Marvelous mussels with fennel and black beans

6 servings

Ingredients

Quantity Ingredient
1 medium Fennel bulb, whole
1 Yellow pepper, cored,seeded and quartered
2 cans (15 oz each) Black beans or azuki beans, rinsed and drained
3 ounces Fresh spinach, rinsed and thinly sliced crosswise
¾ cup Water
4 Shallots, halved
8 Clv Garlic, peeled
4 pounds Small to medium mussels, cleaned,debearded (see notes)
6 tablespoons Sherry vinegar or white wine vinegar
4 teaspoons Dijon mustard
1 teaspoon Freshly ground black pepper
½ teaspoon To 1 tsp. Kosher salt
¼ teaspoon To 1/2 tsp. Cayenne pepper, optional
¼ cup Olive oil
Calories: 207 Total Fat (g): 11
Protein (g): 12 Saturated Fat (g): 2
Sodium (g): 381 Cholesterol (mg): 14

Directions

Description:

Ideal for a summer buffet, the flavors of this salad marry nicely, especially when made in advance. For a shortcut, look for marinated mussels in your seafood market case. Some stores offer this as a delicious shortcut for their customers. You can make this salad up to a day ahead, but if doing so reserve the spinach and add it just before serving. If you refrigerate the salad, bring it to room temperate about 20 minutes before serving; this will enhance the flavors.

Instructions:

Pull the feathery fronds from the fennel stalks, coarsely chop and set aside. Cut the tough stalks from the bulb and discard. Cut the fennel bulb vertically into quarters, cut out and discard the core.

Thinly slice the fennel on the diagonal, starting where the stalks were reomved. Slice the pepper cross-wise into match-stick size pieces. In a large bowl, combine the fennel bulb and fronds, yellow pepper, beans and spinach.

In a 10-inch pot, combine the water, shallots and garlic. Place a steamer rack in the pot, cover and bring to a boil. Add the mussels, and steam until the mussels are open, 3 to 5 minutes. Discard any unopened mussels. Transfer the mussels to a bowl and set aside.
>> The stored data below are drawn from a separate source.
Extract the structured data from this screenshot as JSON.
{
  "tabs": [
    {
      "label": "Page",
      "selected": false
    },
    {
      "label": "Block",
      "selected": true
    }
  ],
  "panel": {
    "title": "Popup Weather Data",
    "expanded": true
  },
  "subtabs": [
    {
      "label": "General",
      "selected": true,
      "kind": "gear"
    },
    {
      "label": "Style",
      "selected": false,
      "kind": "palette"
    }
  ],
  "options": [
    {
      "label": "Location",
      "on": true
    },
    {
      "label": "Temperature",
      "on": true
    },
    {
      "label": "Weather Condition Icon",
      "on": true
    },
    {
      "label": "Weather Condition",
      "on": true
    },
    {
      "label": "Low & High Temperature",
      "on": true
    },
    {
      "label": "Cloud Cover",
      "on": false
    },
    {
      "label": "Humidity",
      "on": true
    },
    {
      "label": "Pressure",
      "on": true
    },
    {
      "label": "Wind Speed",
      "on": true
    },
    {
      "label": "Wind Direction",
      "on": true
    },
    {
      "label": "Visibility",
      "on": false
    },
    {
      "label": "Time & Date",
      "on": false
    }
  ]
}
Remove the steamer rack and scoop out the shallots and garlic with a slotted spoon. Boil the cooking liquid uncovered until reduced to ¼ cup. Finely chop the shallots and garlic and put them in a medium bowl. Add the reduced mussel liquid along with the vinegar, mustard, salt, pepper and cayenne, if using. Whisk in th olive oil.

Reserve 8 mussels in their shells to decorate the salad and remove the rest from their shells. Add the mussel meats to the fennel mixture. Pour the dressing over the salad and toss. Taste and adjust seasonings. To the salad with the remaining mussels and serve.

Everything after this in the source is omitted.